- Theatrical release poster
- Directed by: Gerald Mayer
- Written by: Charles Palmer
- Story by: Matthew Rapf
- Produced by: Nicholas Nayfack Matthew Rapf
- Starring: Walter Pidgeon John Hodiak Audrey Totter Paula Raymond
- Cinematography: Paul C. Vogel
- Edited by: George White
- Music by: David Buttolph
- Distributed by: Metro-Goldwyn-Mayer
- Release date: January 25, 1952 (United States);
- Running time: 83 minutes
- Country: United States
- Language: English
- Budget: $596,000
- Box office: $645,000

= The Sellout (film) =

1952 film by Gerald Mayer

The Sellout is a 1952 American film noir directed by Gerald Mayer and starring Walter Pidgeon, John Hodiak, Audrey Totter and Paula Raymond.

==Plot==
Big-city newspaper editor Haven D. Allridge (Pidgeon) starts a crusade against corrupt small-town sheriff Burke (Gomez) after he gets a first-hand taste of Burke's version of justice.
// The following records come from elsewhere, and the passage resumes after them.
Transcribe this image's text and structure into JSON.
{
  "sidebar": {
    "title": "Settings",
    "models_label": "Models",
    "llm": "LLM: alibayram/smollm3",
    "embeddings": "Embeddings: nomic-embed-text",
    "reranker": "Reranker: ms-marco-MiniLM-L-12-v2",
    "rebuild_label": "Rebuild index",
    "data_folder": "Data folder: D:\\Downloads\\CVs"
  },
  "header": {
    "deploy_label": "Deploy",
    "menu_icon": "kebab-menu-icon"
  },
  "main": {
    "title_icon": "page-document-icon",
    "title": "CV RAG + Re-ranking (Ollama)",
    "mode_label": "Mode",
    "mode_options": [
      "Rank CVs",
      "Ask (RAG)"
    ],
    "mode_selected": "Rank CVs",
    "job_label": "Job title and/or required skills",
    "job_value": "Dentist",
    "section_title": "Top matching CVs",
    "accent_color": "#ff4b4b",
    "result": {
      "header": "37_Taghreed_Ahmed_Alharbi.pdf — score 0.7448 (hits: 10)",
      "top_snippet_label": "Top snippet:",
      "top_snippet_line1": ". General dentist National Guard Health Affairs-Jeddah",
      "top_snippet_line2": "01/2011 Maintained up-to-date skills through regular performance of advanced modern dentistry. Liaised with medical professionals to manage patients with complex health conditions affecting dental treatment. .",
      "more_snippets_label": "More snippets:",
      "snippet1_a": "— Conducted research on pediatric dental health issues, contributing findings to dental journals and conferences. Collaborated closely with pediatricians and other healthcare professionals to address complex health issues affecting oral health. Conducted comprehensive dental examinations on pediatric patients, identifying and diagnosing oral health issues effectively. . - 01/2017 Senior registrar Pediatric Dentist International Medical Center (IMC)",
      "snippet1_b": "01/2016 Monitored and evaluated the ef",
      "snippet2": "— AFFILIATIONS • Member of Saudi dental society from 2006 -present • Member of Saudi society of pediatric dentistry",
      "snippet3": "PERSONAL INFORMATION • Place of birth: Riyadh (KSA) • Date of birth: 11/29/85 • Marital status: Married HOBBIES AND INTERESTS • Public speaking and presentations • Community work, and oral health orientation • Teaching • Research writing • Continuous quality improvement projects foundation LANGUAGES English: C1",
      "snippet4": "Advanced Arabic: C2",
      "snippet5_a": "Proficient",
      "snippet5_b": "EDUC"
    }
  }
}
Although Burke blackmails Allridge into silence using the misdeeds of Allridge's son-in-law, county prosecutor Randy Stauton (Mitchell), state attorney Chick Johnson (Hodiak) continues the fight.

==Cast==
- Walter Pidgeon as Haven D. Allridge
- John Hodiak as Chick Johnson
- Audrey Totter as Cleo Bethel
- Paula Raymond as Peggy Stauton
- Thomas Gomez as Kellwin C. Burke
- Cameron Mitchell as Randy Stauton
- Karl Malden as Captain Buck Maxwell
- Everett Sloane as Nelson S. Tarsson
- Jonathan Cott as Ned Grayton
- Frank Cady as Bennie Amboy
- Hugh Sanders as Judge Neeler
- Griff Barnett as Attorney General Morrisson
- Burt Mustin as Elk M. Ludens
- Whit Bissell as Wilfred Jackson
- Roy Engel as Sam F. Slaper

==Reception==
According to MGM records, the film made $434,000 in the US and Canada and $211,000 elsewhere, resulting in a loss of $227,000.